An amazing array of animals live within the feathery arms of feathers stars, including crustaceans, gastropods, and polychaete worms. One study of crinoid species in the Red Sea found 27 taxons of symbionts living on and in the bodies of feather stars, including copepods, molluscs, polychaetes, and decapods (Fishelson 1974). These commensals (and some parasites) benefit from their close association with feather stars, gaining shelter from predators and regular free meals (Fishelson 1974). 

Six specimens of A. pectinifera were collected by hand at low tide from the shallow outer reef and rubble crest zones on the northern reef of Heron Island, Queensland, Australia (23º26'27"S 151º58'49"E) on 20 September 2012. All specimens were found at depths of 0.3 - 0.9 m in crevices under boulders or large coral heads in an area consisting of both hard and soft bottom substrates. For viewing, the specimens were placed in a shallow container with enough natural seawater to just submerge the animal. Individuals were relaxed using 70% magnesium chloride administered dropwise, and examined under a stereoscopic dissecting microscope. Commensals found on 

Results

The six specimens were all approximately the same size, with central disks (the fleshy central portion bearing the oral opening) ranging in size from 0.9 - 1.2 cm and arms 7.5 - 15.2 cm long. 

5 distinct species of ectosymbionts were found between all feather stars surveyed, including 2 species of shrimp, 1 species of gastropod, and 2 species of polychaete worms. (families Myzostomidae and Polynoidae). Copepods were observed on 4 of the 6 specimens, but were not able to be collected for closer inspection. Not counting copepods, the average ectosymbiont load per feather star was 1.8. 




The majority of the ectosymbionts were less than 1.0 cm in size, but one large alpheid shrimp was just under 2.0 cm in length. This individual (shown in Fig. 4B) was a gravid female carrying numerous bright green eggs underneath the tail. All ectosymbionts found exhibited crypsis, with coloration ranging from deep red (see Fig. 4A) to black, and closely matched the coloration of their hosts.




Fig. 4. Some ectosymbionts found on Alloeocomatella pectinifera collected from the shallow outer reef and rubble reef crest of Heron Island, Qld, Australia. A) Gastropod. B) Decapod - a snapping shrimp . C) Dorsal and ventral views of a myzostomide polychaete, showing parapodia. D) Another species of decapod.  This work is licensed under a Creative Commons Attribution-NonCommercial-ShareAlike 3.0 Unported License. 



Discussion

This preliminary survey indicates that symbionts are ubiquitous on A. pectinifera. Although identification to species of symbionts was not made, the initial results suggest that the primary taxa using A. pectinifera as a host species are the same as those found on other crinoid species, namely small polychaetes, gastropods, and decapods. 

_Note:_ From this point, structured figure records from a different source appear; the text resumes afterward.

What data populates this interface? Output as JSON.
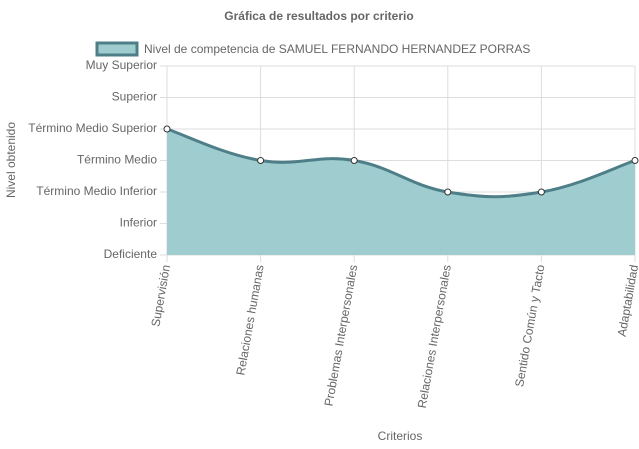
{
  "chart_data": {
    "type": "line",
    "title": "Gráfica de resultados por criterio",
    "x_label": "Criterios",
    "y_label": "Nivel obtenido",
    "categories": [
      "Supervisión",
      "Relaciones humanas",
      "Problemas Interpersonales",
      "Relaciones Interpersonales",
      "Sentido Común y Tacto",
      "Adaptabilidad"
    ],
    "series": [
      {
        "name": "Nivel de competencia de SAMUEL FERNANDO HERNANDEZ PORRAS",
        "color": "#4e7f88",
        "fill": "#9fcdcf",
        "values": [
          4,
          3,
          3,
          2,
          2,
          3
        ]
      }
    ],
    "ylim": [
      0,
      6
    ],
    "yticks": [
      {
        "value": 0,
        "label": "Deficiente"
      },
      {
        "value": 1,
        "label": "Inferior"
      },
      {
        "value": 2,
        "label": "Término Medio Inferior"
      },
      {
        "value": 3,
        "label": "Término Medio"
      },
      {
        "value": 4,
        "label": "Término Medio Superior"
      },
      {
        "value": 5,
        "label": "Superior"
      },
      {
        "value": 6,
        "label": "Muy Superior"
      }
    ],
    "grid": true,
    "legend": "top"
  }
}
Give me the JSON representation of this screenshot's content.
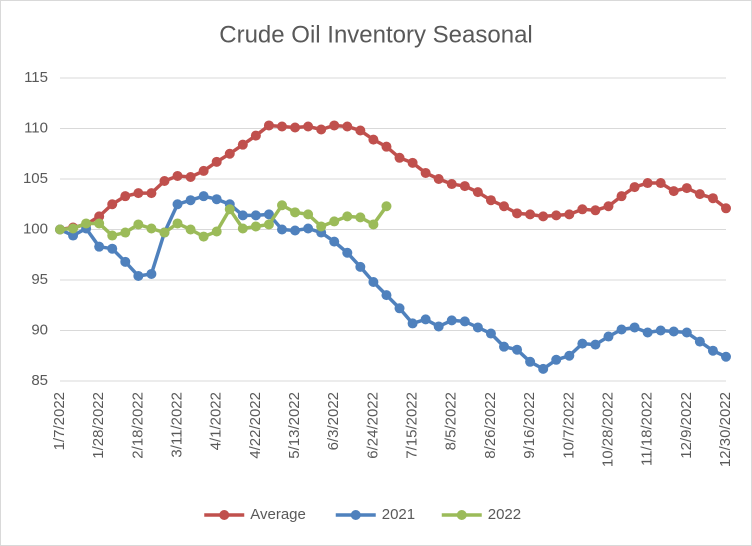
{
  "chart_data": {
    "type": "line",
    "title": "Crude Oil Inventory Seasonal",
    "categories": [
      "1/7/2022",
      null,
      null,
      "1/28/2022",
      null,
      null,
      "2/18/2022",
      null,
      null,
      "3/11/2022",
      null,
      null,
      "4/1/2022",
      null,
      null,
      "4/22/2022",
      null,
      null,
      "5/13/2022",
      null,
      null,
      "6/3/2022",
      null,
      null,
      "6/24/2022",
      null,
      null,
      "7/15/2022",
      null,
      null,
      "8/5/2022",
      null,
      null,
      "8/26/2022",
      null,
      null,
      "9/16/2022",
      null,
      null,
      "10/7/2022",
      null,
      null,
      "10/28/2022",
      null,
      null,
      "11/18/2022",
      null,
      null,
      "12/9/2022",
      null,
      null,
      "12/30/2022"
    ],
    "series": [
      {
        "name": "Average",
        "color": "#c0504d",
        "values": [
          100,
          100.2,
          100.5,
          101.3,
          102.5,
          103.3,
          103.6,
          103.6,
          104.8,
          105.3,
          105.2,
          105.8,
          106.7,
          107.5,
          108.4,
          109.3,
          110.3,
          110.2,
          110.1,
          110.2,
          109.9,
          110.3,
          110.2,
          109.8,
          108.9,
          108.2,
          107.1,
          106.6,
          105.6,
          105.0,
          104.5,
          104.3,
          103.7,
          102.9,
          102.3,
          101.6,
          101.5,
          101.3,
          101.4,
          101.5,
          102.0,
          101.9,
          102.3,
          103.3,
          104.2,
          104.6,
          104.6,
          103.8,
          104.1,
          103.5,
          103.1,
          102.1
        ]
      },
      {
        "name": "2021",
        "color": "#4f81bd",
        "values": [
          100,
          99.4,
          100.1,
          98.3,
          98.1,
          96.8,
          95.4,
          95.6,
          99.7,
          102.5,
          102.9,
          103.3,
          103.0,
          102.5,
          101.4,
          101.4,
          101.5,
          100.0,
          99.9,
          100.1,
          99.7,
          98.8,
          97.7,
          96.3,
          94.8,
          93.5,
          92.2,
          90.7,
          91.1,
          90.4,
          91.0,
          90.9,
          90.3,
          89.7,
          88.4,
          88.1,
          86.9,
          86.2,
          87.1,
          87.5,
          88.7,
          88.6,
          89.4,
          90.1,
          90.3,
          89.8,
          90.0,
          89.9,
          89.8,
          88.9,
          88.0,
          87.4
        ]
      },
      {
        "name": "2022",
        "color": "#9bbb59",
        "values": [
          100,
          100.1,
          100.6,
          100.6,
          99.4,
          99.7,
          100.5,
          100.1,
          99.7,
          100.6,
          100.0,
          99.3,
          99.8,
          102.0,
          100.1,
          100.3,
          100.5,
          102.4,
          101.7,
          101.5,
          100.3,
          100.8,
          101.3,
          101.2,
          100.5,
          102.3,
          null,
          null,
          null,
          null,
          null,
          null,
          null,
          null,
          null,
          null,
          null,
          null,
          null,
          null,
          null,
          null,
          null,
          null,
          null,
          null,
          null,
          null,
          null,
          null,
          null,
          null
        ]
      }
    ],
    "ylim": [
      85,
      115
    ],
    "yticks": [
      85,
      90,
      95,
      100,
      105,
      110,
      115
    ],
    "grid": true,
    "legend": "bottom"
  }
}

Interestingly, many of the symbionts found on A. pectinifera were red or deep burgundy-brown in color, appearing to mimic the host coloration (Fig. 4). Similar coloration of hosts and ectoparasites is a sign of evolution having occurred over an extended period of time through the close associate of ectosymbiont and host (Bush et al. 2010). Different species of ectosymbionts appeared to favor different microhabitats. The larger, more robustly build alpheid shrimp were found exclusively on the central disk, while the smaller, slender shrimps moved freely around the margins of the central disk and along the arms. 

Additional research needs to be conducted to confirm these observations and to further characterize the density, diversity, degree of coevolution, and exact relationship of ectosymbionts living on A. pectnifera.